Упав на колени, Толчук невольно оперся одной рукой на грязный пол, а другой все еще продолжал сжимать Сердце, несмотря на то, что камень был тускл и мертв. Перед ним языки пламени лизали проем двери, но даже в его отблесках грани Камня Сердца оставались безжизненными.

А без магии камня у него нет надежды выстоять перед новой атакой черных сил.

За горящим порогом сверкали тысячи красных глаз, пожиравшие огра злобными взглядами. В голове у Толчука звенело от песни этих дьявольских крыс — древнего хора ярости и смеха. И чудовищный смех парализовывал его волю и уничтожал силы. Сопротивляться он больше не мог.

Но огр все еще боролся с собой, и внутренний огонь все еще продолжал жечь его кости. Он знал эту боль — то Сердце его народа пыталось сражаться с черной магией, но проигрывало. Толчук из последних сил стиснул камень. Почему он молчит?!

Но слишком слабая, косматая рука медленно разжалась, и огр всем телом рухнул на упавший в грязь камень. И в самый последний миг перед тем, как потерять сознание, он увидел, как полчища крыс бросились на него, а магия Сердца оставила его полностью.

Первым в дверь ворвался Крал. Он увидел лежавшего на полу огра и поначалу ничего не понял, ибо не увидел никакой иной опасности, кроме полыхающего в дверях пожара. Неужели Толчук задохнулся от дыма? С топором в руке Крал начал медленно обходить сарай. В углу он обнаружил дрожащую лошадь Елены.

Тут у него между ног проскользнул Фардайл.

— Вот! — послышался крик Мерика, и его тонкая рука метнулась в сторону пламени.
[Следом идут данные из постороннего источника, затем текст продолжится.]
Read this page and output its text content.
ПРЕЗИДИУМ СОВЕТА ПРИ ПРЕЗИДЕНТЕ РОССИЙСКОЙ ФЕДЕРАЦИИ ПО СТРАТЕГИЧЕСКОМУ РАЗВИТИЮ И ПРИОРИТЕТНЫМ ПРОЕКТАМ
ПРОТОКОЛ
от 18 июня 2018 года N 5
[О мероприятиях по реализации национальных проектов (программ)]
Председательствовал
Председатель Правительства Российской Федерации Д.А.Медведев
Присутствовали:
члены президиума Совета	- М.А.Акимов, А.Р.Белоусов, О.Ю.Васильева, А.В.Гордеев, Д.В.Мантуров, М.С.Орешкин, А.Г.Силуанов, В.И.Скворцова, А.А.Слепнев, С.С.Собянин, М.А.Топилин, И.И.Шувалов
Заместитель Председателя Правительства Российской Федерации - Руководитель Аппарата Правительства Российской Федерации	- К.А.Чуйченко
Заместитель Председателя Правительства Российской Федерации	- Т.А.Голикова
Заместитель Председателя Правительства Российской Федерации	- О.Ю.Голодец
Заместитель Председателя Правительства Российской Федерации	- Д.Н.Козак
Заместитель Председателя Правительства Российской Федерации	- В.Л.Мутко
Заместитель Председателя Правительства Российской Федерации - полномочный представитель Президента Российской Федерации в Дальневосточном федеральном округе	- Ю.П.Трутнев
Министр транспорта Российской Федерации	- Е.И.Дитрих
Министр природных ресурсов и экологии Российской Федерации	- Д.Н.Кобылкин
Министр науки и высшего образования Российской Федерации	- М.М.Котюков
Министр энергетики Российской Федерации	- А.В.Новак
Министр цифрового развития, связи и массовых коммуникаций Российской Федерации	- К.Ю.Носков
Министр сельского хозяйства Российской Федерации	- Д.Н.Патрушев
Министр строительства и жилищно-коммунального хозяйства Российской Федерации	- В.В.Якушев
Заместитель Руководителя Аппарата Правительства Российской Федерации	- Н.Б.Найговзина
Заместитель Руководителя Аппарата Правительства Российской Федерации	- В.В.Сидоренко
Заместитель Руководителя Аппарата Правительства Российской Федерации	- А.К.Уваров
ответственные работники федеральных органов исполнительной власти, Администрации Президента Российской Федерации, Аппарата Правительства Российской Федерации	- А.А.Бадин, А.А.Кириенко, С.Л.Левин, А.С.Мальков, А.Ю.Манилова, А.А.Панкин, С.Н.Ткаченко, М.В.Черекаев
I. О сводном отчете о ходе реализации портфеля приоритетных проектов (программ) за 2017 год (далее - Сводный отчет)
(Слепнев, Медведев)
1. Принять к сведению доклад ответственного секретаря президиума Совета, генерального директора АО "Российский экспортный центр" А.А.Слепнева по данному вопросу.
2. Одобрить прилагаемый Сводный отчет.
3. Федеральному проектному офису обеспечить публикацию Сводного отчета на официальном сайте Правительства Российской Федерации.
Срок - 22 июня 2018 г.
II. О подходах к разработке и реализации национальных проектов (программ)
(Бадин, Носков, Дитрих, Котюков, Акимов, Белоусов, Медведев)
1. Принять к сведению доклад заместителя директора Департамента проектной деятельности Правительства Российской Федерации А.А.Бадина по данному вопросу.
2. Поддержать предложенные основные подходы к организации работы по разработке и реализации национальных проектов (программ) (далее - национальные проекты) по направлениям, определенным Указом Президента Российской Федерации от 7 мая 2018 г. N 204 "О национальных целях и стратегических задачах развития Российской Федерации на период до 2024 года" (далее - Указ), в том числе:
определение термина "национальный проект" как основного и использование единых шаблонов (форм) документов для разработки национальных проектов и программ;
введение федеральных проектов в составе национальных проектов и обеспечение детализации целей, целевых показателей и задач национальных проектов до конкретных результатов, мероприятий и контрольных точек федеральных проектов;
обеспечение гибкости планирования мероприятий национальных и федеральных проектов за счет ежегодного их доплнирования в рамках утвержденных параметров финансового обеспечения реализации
Острые глаза эльфа заметили странное движение у горящего порога — огромные черные крысы, сотни, тысячи крыс, лезли через него.

Фардайл был уже рядом с огром и встал над ним, обнажив клыки. Из его горла раздался хриплый протяжный рык. Набычившись, он приготовился защищать друга. Крысы остановились и быстро перестроились, чтобы взять в кольцо и волка.

Но сейчас даже Кралу не нужно было быть сайлуром, чтобы понять безмолвный призыв волка. За него говорили обезумевшие глаза и поза. Именно крысы и были той опасностью, которую Фардайл почуял уже давно.

Но все же перед горцем ползли просто крысы...

Крал с легкостью поднял и опустил оружие.

Но в этот момент рык Фардайла перешел в тонкий щемящий вой. Волк задрожал, и вой стал уже совсем безнадежным, почти щенячьим писком, слабым эхом, отдававшимся под балками. Что случилось?